By now it’s WW2 but the war doesn’t seem to have much of an effect on the small town. Life goes on much the same. Francin spends his spare time taking his motorbike’s engine apart and getting the locals to help him do it, an experience that none of them are ever going to repeat.

With the end of the war comes Communism. As Francin was the brewery manager he loses his job as managers aren’t proper workers. Despite the fact that he was popular with the workforce they can’t help him.

I enjoyed these novellas which feature quirky characters and humour.

The blurb on the back says: ‘Hrabal combines good humour and hilarity with tenderness and a tragic sense of his country’s history.’ OBSERVER

My garden in Fife, Scotland

The yellow rose ‘Golden Showers’ at my front door has started to bloom again. I had intended liberating it from the large tub it lives in, hoping that it might flower for a longer time if it is in the earth, but never got around to it, also I have no idea where I could shoehorn it in!

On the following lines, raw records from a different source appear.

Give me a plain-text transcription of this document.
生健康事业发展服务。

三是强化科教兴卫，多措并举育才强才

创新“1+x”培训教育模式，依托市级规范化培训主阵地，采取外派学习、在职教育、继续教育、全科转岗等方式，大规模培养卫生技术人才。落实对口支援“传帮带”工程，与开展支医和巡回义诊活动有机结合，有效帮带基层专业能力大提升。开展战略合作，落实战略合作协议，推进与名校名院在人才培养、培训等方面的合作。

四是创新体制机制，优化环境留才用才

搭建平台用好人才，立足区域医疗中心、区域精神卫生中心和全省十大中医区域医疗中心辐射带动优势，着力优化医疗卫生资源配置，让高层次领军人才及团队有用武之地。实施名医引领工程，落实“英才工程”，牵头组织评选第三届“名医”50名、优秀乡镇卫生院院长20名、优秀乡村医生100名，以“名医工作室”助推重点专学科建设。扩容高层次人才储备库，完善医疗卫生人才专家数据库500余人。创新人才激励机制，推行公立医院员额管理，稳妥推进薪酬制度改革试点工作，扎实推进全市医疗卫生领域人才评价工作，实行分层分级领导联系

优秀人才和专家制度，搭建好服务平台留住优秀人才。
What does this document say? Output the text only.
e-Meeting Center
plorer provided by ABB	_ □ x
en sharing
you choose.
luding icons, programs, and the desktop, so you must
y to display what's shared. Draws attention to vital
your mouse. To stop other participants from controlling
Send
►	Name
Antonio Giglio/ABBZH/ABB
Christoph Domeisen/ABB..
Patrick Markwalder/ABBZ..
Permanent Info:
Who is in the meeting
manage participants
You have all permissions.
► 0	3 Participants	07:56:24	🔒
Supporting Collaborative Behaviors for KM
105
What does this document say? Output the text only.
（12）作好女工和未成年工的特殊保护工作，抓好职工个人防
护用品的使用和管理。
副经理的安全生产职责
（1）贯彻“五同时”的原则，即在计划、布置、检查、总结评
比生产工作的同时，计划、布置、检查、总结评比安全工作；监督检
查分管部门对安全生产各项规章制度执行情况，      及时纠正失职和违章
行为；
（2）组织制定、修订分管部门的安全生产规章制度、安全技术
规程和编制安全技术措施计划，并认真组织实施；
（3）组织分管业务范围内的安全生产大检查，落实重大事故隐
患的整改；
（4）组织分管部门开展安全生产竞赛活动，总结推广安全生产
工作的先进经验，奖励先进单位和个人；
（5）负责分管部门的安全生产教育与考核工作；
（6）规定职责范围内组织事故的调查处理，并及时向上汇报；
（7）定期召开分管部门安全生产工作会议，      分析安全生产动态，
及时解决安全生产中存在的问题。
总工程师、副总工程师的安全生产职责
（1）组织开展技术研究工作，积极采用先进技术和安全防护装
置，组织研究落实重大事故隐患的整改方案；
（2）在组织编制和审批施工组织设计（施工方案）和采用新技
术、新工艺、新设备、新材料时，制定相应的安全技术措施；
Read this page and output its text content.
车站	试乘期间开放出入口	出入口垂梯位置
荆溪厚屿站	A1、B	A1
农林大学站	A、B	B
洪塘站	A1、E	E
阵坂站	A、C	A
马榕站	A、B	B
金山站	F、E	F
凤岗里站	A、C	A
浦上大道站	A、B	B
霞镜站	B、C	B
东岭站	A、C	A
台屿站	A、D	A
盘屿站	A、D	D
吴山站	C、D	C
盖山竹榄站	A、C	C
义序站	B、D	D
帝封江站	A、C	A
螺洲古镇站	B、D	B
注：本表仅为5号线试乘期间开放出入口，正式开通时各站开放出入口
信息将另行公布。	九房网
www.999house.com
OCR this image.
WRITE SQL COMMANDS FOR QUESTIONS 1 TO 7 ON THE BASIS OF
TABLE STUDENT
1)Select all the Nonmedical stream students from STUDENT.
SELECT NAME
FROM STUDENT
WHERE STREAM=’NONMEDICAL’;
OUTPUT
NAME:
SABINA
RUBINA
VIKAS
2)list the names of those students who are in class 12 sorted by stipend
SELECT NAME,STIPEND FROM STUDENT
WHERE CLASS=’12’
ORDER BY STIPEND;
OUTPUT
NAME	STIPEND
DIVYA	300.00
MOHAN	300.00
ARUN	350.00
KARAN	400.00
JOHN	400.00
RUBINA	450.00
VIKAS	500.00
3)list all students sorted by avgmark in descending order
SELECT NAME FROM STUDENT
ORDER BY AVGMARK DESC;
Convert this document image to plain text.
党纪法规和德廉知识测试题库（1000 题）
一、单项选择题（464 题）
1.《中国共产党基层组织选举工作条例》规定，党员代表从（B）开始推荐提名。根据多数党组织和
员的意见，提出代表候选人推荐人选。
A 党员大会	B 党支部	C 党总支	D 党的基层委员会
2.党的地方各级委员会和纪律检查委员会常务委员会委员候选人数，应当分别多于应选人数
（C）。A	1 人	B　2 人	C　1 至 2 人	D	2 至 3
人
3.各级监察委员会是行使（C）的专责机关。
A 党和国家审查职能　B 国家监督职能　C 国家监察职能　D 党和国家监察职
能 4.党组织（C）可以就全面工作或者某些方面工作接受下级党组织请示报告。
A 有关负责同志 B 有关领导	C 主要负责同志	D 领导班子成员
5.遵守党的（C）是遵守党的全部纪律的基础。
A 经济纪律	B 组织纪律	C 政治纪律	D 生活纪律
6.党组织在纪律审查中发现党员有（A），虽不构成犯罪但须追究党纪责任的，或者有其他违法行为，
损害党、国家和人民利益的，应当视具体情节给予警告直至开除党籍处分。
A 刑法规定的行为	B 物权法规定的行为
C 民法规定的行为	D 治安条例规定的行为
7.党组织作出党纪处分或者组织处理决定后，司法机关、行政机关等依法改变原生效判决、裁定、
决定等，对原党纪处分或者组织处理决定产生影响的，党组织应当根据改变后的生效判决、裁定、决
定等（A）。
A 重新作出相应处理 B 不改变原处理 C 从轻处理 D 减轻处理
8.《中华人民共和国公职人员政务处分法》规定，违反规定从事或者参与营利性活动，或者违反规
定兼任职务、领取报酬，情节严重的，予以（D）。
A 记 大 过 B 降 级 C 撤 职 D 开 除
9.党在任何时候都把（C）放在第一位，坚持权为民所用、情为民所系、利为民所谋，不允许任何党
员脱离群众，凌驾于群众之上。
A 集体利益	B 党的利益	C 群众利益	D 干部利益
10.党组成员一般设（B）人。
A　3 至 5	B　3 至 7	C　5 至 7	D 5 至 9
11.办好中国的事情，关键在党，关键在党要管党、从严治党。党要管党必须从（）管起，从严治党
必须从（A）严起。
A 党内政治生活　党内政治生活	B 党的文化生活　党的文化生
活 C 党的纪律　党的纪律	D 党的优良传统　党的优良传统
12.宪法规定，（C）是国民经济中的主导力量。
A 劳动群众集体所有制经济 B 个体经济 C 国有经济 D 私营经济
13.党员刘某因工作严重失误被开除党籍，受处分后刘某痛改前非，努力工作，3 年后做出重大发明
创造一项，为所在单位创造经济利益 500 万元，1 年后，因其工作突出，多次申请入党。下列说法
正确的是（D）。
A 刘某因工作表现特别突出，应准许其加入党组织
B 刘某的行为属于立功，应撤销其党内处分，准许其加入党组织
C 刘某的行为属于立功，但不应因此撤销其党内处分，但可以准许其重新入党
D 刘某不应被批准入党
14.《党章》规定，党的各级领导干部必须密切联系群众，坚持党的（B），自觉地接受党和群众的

Rose , Golden Showers, my garden

Golden Showers Rose, my garden

The video is of a bit of my back garden. It’s very short and I did it mainly to capture some of the birdsong that fills the air most of the time.

Bird song video, my garden

I’m not great at recognising birdsong, I’m a bit better at bird spotting, but one day late last week I was sitting reading in the sun room when something brown flew past accompanied by a lot of screeching from the ever present sparrows. When I looked out the window I saw that some sort of raptor was sitting on the grass, it was Jack that realised that it had something in its claws. I suppose we now have one fewer sparrow around the place, slightly upsetting but I tell myself that the kestrel (?) has to eat too. This bird was like a much smaller version of a female sparrowhawk, I suppose it may have been a very young one, but I suspect it was a kestrel – whatever – we hadn’t seen one in the garden before.